Se bem que com diferentes enquadramentos políticos da notícia acima referida (e respectivos comentários), "um dos mais recentes projectos do OMA, a Torre Bicentenário, será a mais alta torre da América Latina e símbolo das comemorações, em 2010, dos 100 anos da Revolução Mexicana." (arq./a n.º49).
_diogo
quinta-feira, outubro 11, 2007
O cavalo ( ou borrego ) de Mazouco

uma paisagem inóspita, das mais inóspitas que há. ribanceiras, granitos escarpados e amontoados, e grifos a pairar. e depois um pequeno cavalo (ou borrego) gravado na rocha muda tudo. torna-se um lugar a que se vai para olhar o bicho, passa a haver uma razão para entrarmos no meio do inóspito. e aquele sítio torna-se nosso. foi concerteza a maneira mais inteligente, mais simples de tornar o selvagem e brutal acolhedor. antes da casa e da aldeia aquele pequeno cavalo gravado na rocha. como deveria ser reconfortante depois de dias perdido pelos montes, acossado por feras, encontrar aquele pequeno cavalo ali gravado na rocha.
Freixo de Espada à Cinta

Freixo de Espada à Cinta é num buraco. Uma cova estranha que não se percebe se é um vale, se uma cratera, não se percebe nada. Olha-se com atenção em busca de uma ribeira e nada, apenas pequenos regatos que parecem correr não seguindo qualquer lei da física.
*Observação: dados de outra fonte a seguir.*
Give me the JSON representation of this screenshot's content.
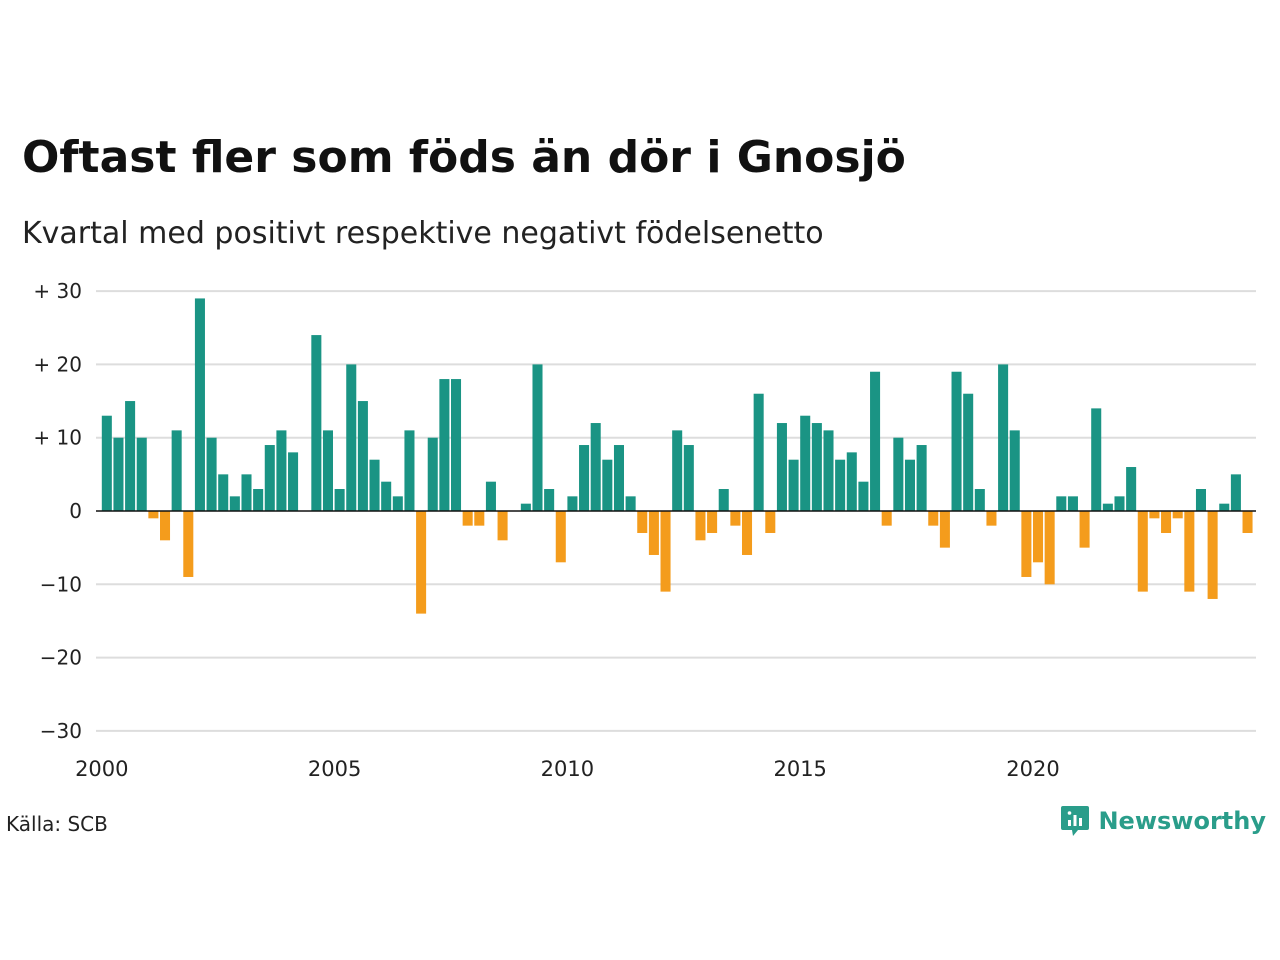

Fica ao lado do Douro mas não fica. O buraco não deixa perceber, nem sequer suspeitar, da existência de um rio ali tão perto. Quem venha de onde quer que seja, de Moncorvo, de Miranda ou de Barca de Alva nunca saberá quando está ou quando não está a chegar. Poderá apenas suspeitar da proximidade ao avistar bandos de grifos a sobrevoar enormes penedias de granitos. E depois entra-se dentro do buraco e não se percebe mais nada. Mas quando se sobe à torre heptagonal que sobrou do castelo, ou à pequena capela dos Montes Ermos, é um deslumbramento.
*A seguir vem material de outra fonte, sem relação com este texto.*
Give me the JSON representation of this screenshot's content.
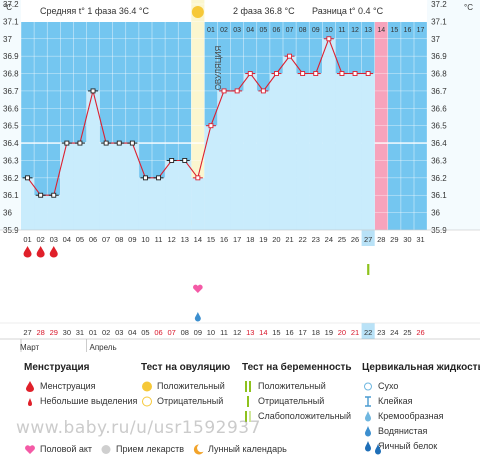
{
  "chart_data": {
    "type": "line",
    "unit": "°C",
    "header": {
      "phase1": "Средняя t° 1 фаза 36.4 °C",
      "phase2": "2 фаза 36.8 °C",
      "diff": "Разница t° 0.4 °C"
    },
    "ovulation_label": "ОВУЛЯЦИЯ",
    "ovulation_index": 13,
    "ylim": [
      35.9,
      37.2
    ],
    "yticks": [
      "37.2",
      "37.1",
      "37",
      "36.9",
      "36.8",
      "36.7",
      "36.6",
      "36.5",
      "36.4",
      "36.3",
      "36.2",
      "36.1",
      "36",
      "35.9"
    ],
    "coverline": 36.4,
    "cycle_days": [
      "01",
      "02",
      "03",
      "04",
      "05",
      "06",
      "07",
      "08",
      "09",
      "10",
      "11",
      "12",
      "13",
      "14",
      "15",
      "16",
      "17",
      "18",
      "19",
      "20",
      "21",
      "22",
      "23",
      "24",
      "25",
      "26",
      "27",
      "28",
      "29",
      "30",
      "31"
    ],
    "phase2_day_labels": [
      "01",
      "02",
      "03",
      "04",
      "05",
      "06",
      "07",
      "08",
      "09",
      "10",
      "11",
      "12",
      "13",
      "14",
      "15",
      "16",
      "17"
    ],
    "temperatures": [
      36.2,
      36.1,
      36.1,
      36.4,
      36.4,
      36.7,
      36.4,
      36.4,
      36.4,
      36.2,
      36.2,
      36.3,
      36.3,
      36.2,
      36.5,
      36.7,
      36.7,
      36.8,
      36.7,
      36.8,
      36.9,
      36.8,
      36.8,
      37.0,
      36.8,
      36.8,
      36.8,
      null,
      null,
      null,
      null
    ],
    "highlight_day_index": 26,
    "pink_column_index": 27,
    "menstruation_days": [
      0,
      1,
      2
    ],
    "intercourse_day_index": 13,
    "waterdrop_day_index": 13,
    "pregnancy_test_day_index": 26,
    "calendar_dates": [
      "27",
      "28",
      "29",
      "30",
      "31",
      "01",
      "02",
      "03",
      "04",
      "05",
      "06",
      "07",
      "08",
      "09",
      "10",
      "11",
      "12",
      "13",
      "14",
      "15",
      "16",
      "17",
      "18",
      "19",
      "20",
      "21",
      "22",
      "23",
      "24",
      "25",
      "26"
    ],
    "red_date_indices": [
      1,
      2,
      10,
      11,
      17,
      18,
      24,
      25,
      30
    ],
    "months": [
      {
        "label": "Март",
        "start_index": 0
      },
      {
        "label": "Апрель",
        "start_index": 5
      }
    ]
  },
  "legend": {
    "menstruation": {
      "title": "Менструация",
      "items": [
        "Менструация",
        "Небольшие выделения"
      ]
    },
    "ovulation_test": {
      "title": "Тест на овуляцию",
      "items": [
        "Положительный",
        "Отрицательный"
      ]
    },
    "pregnancy_test": {
      "title": "Тест на беременность",
      "items": [
        "Положительный",
        "Отрицательный",
        "Слабоположительный"
      ]
    },
    "cervical": {
      "title": "Цервикальная жидкость",
      "items": [
        "Сухо",
        "Клейкая",
        "Кремообразная",
        "Водянистая",
        "Яичный белок"
      ]
    },
    "bottom": [
      "Половой акт",
      "Прием лекарств",
      "Лунный календарь"
    ]
  },
  "watermark": "www.baby.ru/u/usr1592937",
  "colors": {
    "blue_bg": "#74c6f0",
    "area": "#c9ecfc",
    "line": "#dc2030",
    "ovulation_col": "#fbf6cf",
    "pink_col": "#f7a3bc",
    "highlight": "#b9e2f7",
    "sun": "#f6c838",
    "drop": "#e0202a",
    "heart": "#f45aa6",
    "test_green": "#8ec21d"
  }
}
quarta-feira, outubro 10, 2007
Realidades virtuais. O lugar e a viagem.

Tavira flutua ainda na manhã, baloiçando entre a frescura de ser dia e a preguiça de ser tarde, mas é precisamente neste limbo que me acedo a abandoná-la. Parto em busca de um lugar próximo, referido por quem conhece por misterioso e belo. São 7km apenas a partir da cidade, sinuosos, cada vez mais enigmaticos, um passaporte para um qualquer desterro nos confins do mundo, mas chegamos finalmente. Estamos no Pego do Inferno. Outubro mas parece verão. Nunca vi nada tão verde. Um verde limão que encadeia e refresca os olhos, em plena serra algarvia, um percurso de escadas e rampas construidas numa estrutura de madeira alaranjada, uma ponte em arco (aqui so vemos o ceu, o verde das laranjeiras e um rio), caminhando ouvimos susurros de trabalhadores agrícolas que nos acompanham ocultos a uma lagoa estranhamente ainda mais verde que tudo o resto, tão profunda que se conta a história que uma carroça se despenhou e nunca mais submergiu. Duas pessoas entram na água mas rapidamente nadam para sair, o verde é em demasia, não é transparente e as lendas liquefazem-se à sua volta. Não permaneço mais de 5 min a olhar para a lagoa, tenho que voltar atrás, o caminho é longo, e de tão enigmatico desconforta, quero voltar ao meu carro, ligar o rádio e ouvir musica comercial, chegar a tavira e comprar o jornal, beber café e fumar cigarros e tenho a certeza que esta paisagem me irá povoar os sonhos mesmo que eu não queira. Não me arrependi mas não sei se volto.
Os lugares , os mitos , os sonhos, o escape, estar fora para querer voltar para dentro, é essencial para povoar a mente urbana. Nós precisamos, a cidade precisa e tudo o resto também.